L’opposition ne se prive pas d’utiliser la «honte» de Vishnu Lutchmeenaraidoo contre le gouvernement. Dépêché au front pour tenter de minimiser la bourde de l’ancien ministre des Finances de Sir Anerood Jugnauth (SAJ), Zouberr Joomaye ne fait pas grand cas de la «saute d’humeur» de l’actuel ministre des Affaires étrangères. Tandis que Ravi Rutnah relève, sur Radio Plus, que Lutchmeenaraidoo a jadis été un grand économiste afin de mieux insinuer que celui-ci est désormais dépassé. Toutefois, l’ancien ministre des Finances n’a pas à avoir honte seul. Il doit la partager avec tout le gouvernement.

On a un peu trop facilement tendance à occulter la place prépondérante que Lutchmeenaraidoo a occupé lors de la campagne électorale de 2014. Dans un numéro de nostalgie savamment orchestré autour du tandem SAJ/Lutchmeenaraidoo, la défunte alliance MSM/PMSD/ML avait promis à la population un deuxième miracle économique. Assurant qu’il allait placer le pays sur une trajectoire de croissance de 5%, le premier budget du ministre des Finances d’alors a toutefois été cannibalisé par le démantèlement irréfléchi du groupe BAI.

Tentant de reprendre la main, SAJ, alors Premier ministre, a aussi sombré dans un numéro de prestidigitation économique avec sa Vision 2030 et sa risible promesse d’un second miracle économique. A coup de 100 000 créations d’emplois annoncées pour jusqu’en 2019, ou encore un PIB par habitant de 25 384 dollars en 2030 produits grâce à Rs 185 milliards d’investissements privés répartis dans 11 secteurs d’activités.

SAJ l’a rêvé, Pravind Jugnauth ne l’a pas fait. Pour cause, à peine de retour au ministère des Finances et pas encore Premier ministre, le leader du MSM a privilégié une approche moins ronflante. Notamment en tablant sur 4,1% de croissance lors de son discours du budget en 2016. Encore raté. Car l’économie n’a grandi «que» de 3,6% en 2016, puis de 3,8% en 2017 et 2018. Même si son ambition était plus modeste, Pravind Jugnauth n’a pas non plus produit les résultats qu’il souhaitait.

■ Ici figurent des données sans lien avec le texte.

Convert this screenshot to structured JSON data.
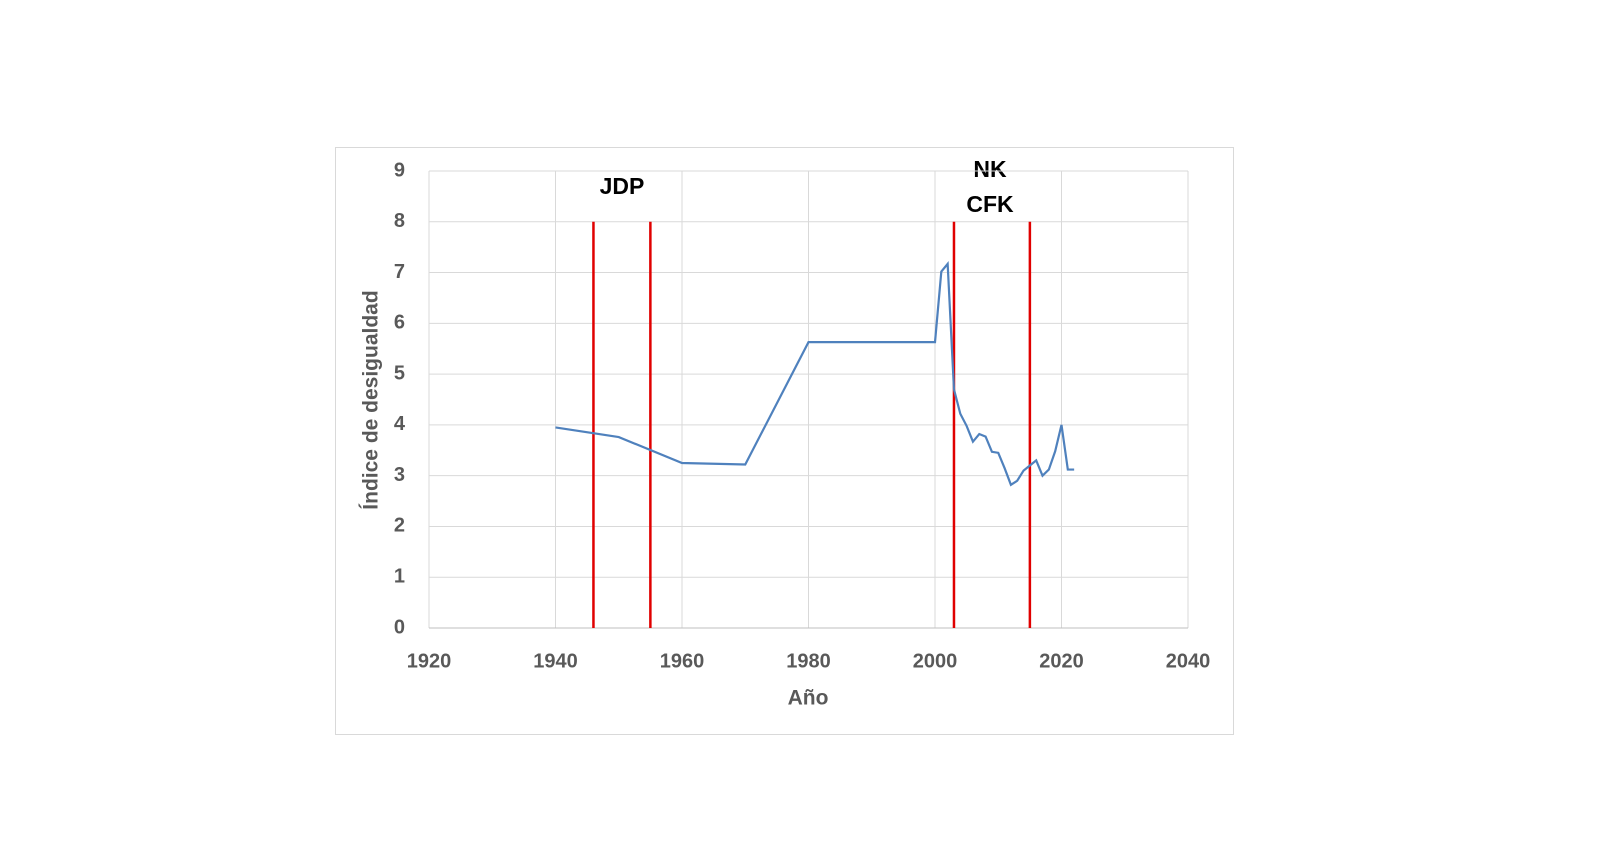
{
  "chart_data": {
    "type": "line",
    "x_label": "Año",
    "y_label": "Índice de desigualdad",
    "x": [
      1940,
      1950,
      1960,
      1970,
      1980,
      2000,
      2001,
      2002,
      2003,
      2004,
      2005,
      2006,
      2007,
      2008,
      2009,
      2010,
      2011,
      2012,
      2013,
      2014,
      2015,
      2016,
      2017,
      2018,
      2019,
      2020,
      2021,
      2022
    ],
    "series": [
      {
        "color": "#4f81bd",
        "values": [
          3.95,
          3.76,
          3.25,
          3.22,
          5.63,
          5.63,
          7.02,
          7.17,
          4.7,
          4.22,
          3.98,
          3.67,
          3.82,
          3.77,
          3.47,
          3.45,
          3.15,
          2.82,
          2.9,
          3.1,
          3.2,
          3.3,
          3.0,
          3.12,
          3.48,
          4.0,
          3.12,
          3.12
        ]
      }
    ],
    "xlim": [
      1920,
      2040
    ],
    "xticks": [
      1920,
      1940,
      1960,
      1980,
      2000,
      2020,
      2040
    ],
    "ylim": [
      0,
      9
    ],
    "yticks": [
      0,
      1,
      2,
      3,
      4,
      5,
      6,
      7,
      8,
      9
    ],
    "grid": true,
    "reference_lines": {
      "color": "#e00000",
      "x": [
        1946,
        1955,
        2003,
        2015
      ],
      "top": 8
    },
    "annotations": [
      "JDP",
      "NK",
      "CFK"
    ]
  }
}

Ce n’est pas pour cela qu’il n’y a pas eu de miracle. En fait, il y en a bien eu un. En effet, des capitaines d’industrie, observateurs économiques et analystes s’accordent à dire qu’une économie de marché comme celle de Maurice produit malgré tout de la croissance même dans un contexte où le gouvernement ne consent ni à des mesures incitatives ni à de nouvelles politiques économiques pour faire croître l’économie nationale. Ainsi, dépendant de si on se place dans le camp des précautionneux ou des optimistes, on estime que d’elle-même, l’économie locale grandit entre 3% et 3,5% l’an ceteris paribus et sans perturbations conjoncturelles venues de l’étranger.

Cette hypothèse tend à illustrer à quel point les deux derniers gouvernements ayant dirigé le pays ont, au final, un bilan économique anémique. En effet, entre 2011 et 2014, alors que Navin Ramgoolam était Premier ministre, la croissance économique n’a atteint qu’une moyenne faiblarde de 3,45%. Si Pravind Jugnauth réussit à faire grandir l’économie de 4,1% en 2019, la moyenne de croissance du PIB depuis les dernières législatives sera d’environ 3,68%. Soit très loin du «miracle» annoncé à maintes reprises entre fin 2014 et fin 2015.

Ceci dit, l’histoire politique et économique du pays nous apprend assez ironiquement que les électeurs n’ont que peu faire des statistiques de croissance. En effet, entre 1996 et 2000, Navin Ramgoolam a réalisé une meilleure croissance annuelle moyenne  (5,84%) que n’importe quel autre gouvernement depuis 1982. Cela ne l’a toutefois pas empêché de se prendre une raclée électorale en septembre 2000.

Pravind Jugnauth doit avoir pleinement mesuré cela à trois mois de son discours du budget­­ ─ le dernier de ce mandat. S’il devra être inventif pour accélérer la croissance, c’est sans doute en matière d’annonces sociales et autour des questions de pouvoir d’achat que le chef du gouvernement cherchera à marquer des points lors de son discours. Ce sont ces mesures que les Mauriciens retiendront en se rendant dans l’isoloir. Et non les chiffres du dernier bulletin de Statistics Mauritius ou de la Banque de Maurice. Depuis assez longtemps, ils n’éprouvent aucune honte à voter selon des considérations personnelles et non par rapport à la performance économique globale d’un gouvernement.